Потом всунула между нами руку, стиснула мой конец и попросила меня взять ее еще раз. Ее голос, переполненный желанием, подействовал на меня не хуже ее руки, я ощутил себя сдавленным в бархатном кулаке, и мои мысли свелись к инстинктам. Пока мы занимались любовью, луна, казалось, мостила мне спину плитками холодного света, всей своей лунной мощью вдавливая меня в Терезу. Когда мы кончили, она почти сразу уснула, а я лежал, положив руку ей на живот и кончиками пальцев касаясь волосяного мысика под ним. Пока мы оставались в таком положении, мне было спокойно и надежно, как будто она была моей опорой; но стоило ей пошевелиться во сне и отодвинуться от меня, как я сразу же почувствовал себя маленьким и ничтожным. Наверное, это ее слова о том, что люди делают друг друга реальными, так подействовали на меня, но мне вдруг показалось, что подними я в тот миг одеяло и взгляни на себя, то вместо бедер, пениса и ног увижу звездную темноту, как будто ночью, отделенный от Терезы, я постепенно таял под одеялом от ступней вверх, и в моей постели, где бы я ее ни расстелил, вместо меня оставалось лишь беспорядочное нагромождение огня и камня, гордости и льда, жестокости и любви, какое могло существовать разве что сразу после сотворения мира.
Следующие два утра я провел за разбором писем и сообщений, на большую часть которых так и не ответил, а звонок Сью отложил на самый конец второго дня. Подняв трубку, она сказала:
— Ну наконец-то! А вот и наш царь Мидас.[37]
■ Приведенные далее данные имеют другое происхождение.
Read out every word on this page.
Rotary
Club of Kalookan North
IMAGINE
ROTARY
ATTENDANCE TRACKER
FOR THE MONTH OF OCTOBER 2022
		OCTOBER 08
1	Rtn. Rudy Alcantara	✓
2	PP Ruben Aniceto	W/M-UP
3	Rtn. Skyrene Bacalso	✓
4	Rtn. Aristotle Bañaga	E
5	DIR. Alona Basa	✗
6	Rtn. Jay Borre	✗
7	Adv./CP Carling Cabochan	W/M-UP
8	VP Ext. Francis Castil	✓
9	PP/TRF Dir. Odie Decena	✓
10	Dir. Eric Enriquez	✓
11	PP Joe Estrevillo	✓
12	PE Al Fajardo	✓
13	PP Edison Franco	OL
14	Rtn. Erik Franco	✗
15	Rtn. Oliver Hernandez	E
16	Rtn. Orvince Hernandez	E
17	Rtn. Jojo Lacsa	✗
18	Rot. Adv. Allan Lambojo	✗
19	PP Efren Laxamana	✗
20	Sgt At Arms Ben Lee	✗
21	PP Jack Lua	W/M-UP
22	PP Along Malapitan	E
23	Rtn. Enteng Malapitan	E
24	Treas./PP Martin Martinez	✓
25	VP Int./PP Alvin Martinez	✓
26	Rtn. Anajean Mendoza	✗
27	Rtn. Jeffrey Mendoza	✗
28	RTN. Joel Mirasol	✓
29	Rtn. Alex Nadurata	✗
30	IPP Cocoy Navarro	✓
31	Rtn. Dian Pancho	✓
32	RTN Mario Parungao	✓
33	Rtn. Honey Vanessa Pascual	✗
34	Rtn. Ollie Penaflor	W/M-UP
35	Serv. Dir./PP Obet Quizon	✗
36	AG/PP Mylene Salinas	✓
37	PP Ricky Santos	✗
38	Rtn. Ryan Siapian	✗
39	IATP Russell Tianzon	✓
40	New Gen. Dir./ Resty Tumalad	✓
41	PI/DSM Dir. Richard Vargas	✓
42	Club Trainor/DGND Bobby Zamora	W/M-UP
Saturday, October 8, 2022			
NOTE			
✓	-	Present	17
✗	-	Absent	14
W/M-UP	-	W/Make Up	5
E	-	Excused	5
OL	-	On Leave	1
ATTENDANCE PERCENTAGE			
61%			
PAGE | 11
Испугавшись ее жизнерадостного тона, я переспросил:
— Что?
— Зря я пыталась тебя контролировать. Инстинкты тебя не подвели.
— Что-то я не соображу.
— Ларри Кинг. Речь на тему «Не хочу быть знаменитым». Журналисты будто взбесились. Внезапное окончание турне задело нужную струну. Судя по всему, люди давно ждали знаменитости, которая откажется быть знаменитостью. Настоящего человека из народа. «Молитвенник» уходит влет. То есть он и так влет уходил, но теперь творится что-то невероятное. Заказов поступает столько, что допечатку мы уже утроили. Похоже, что тираж скоро перевалит за миллион, Вардлин. Причем только первого издания. Богом клянусь, в жизни ничего похожего не видела! Я же говорю, ты задел нужную струну. Все, что ты делаешь, вдохновлено свыше. Твой светский подход к религиозности, твоя внешность, острые углы, твое антизвездное выступление. Короче, все.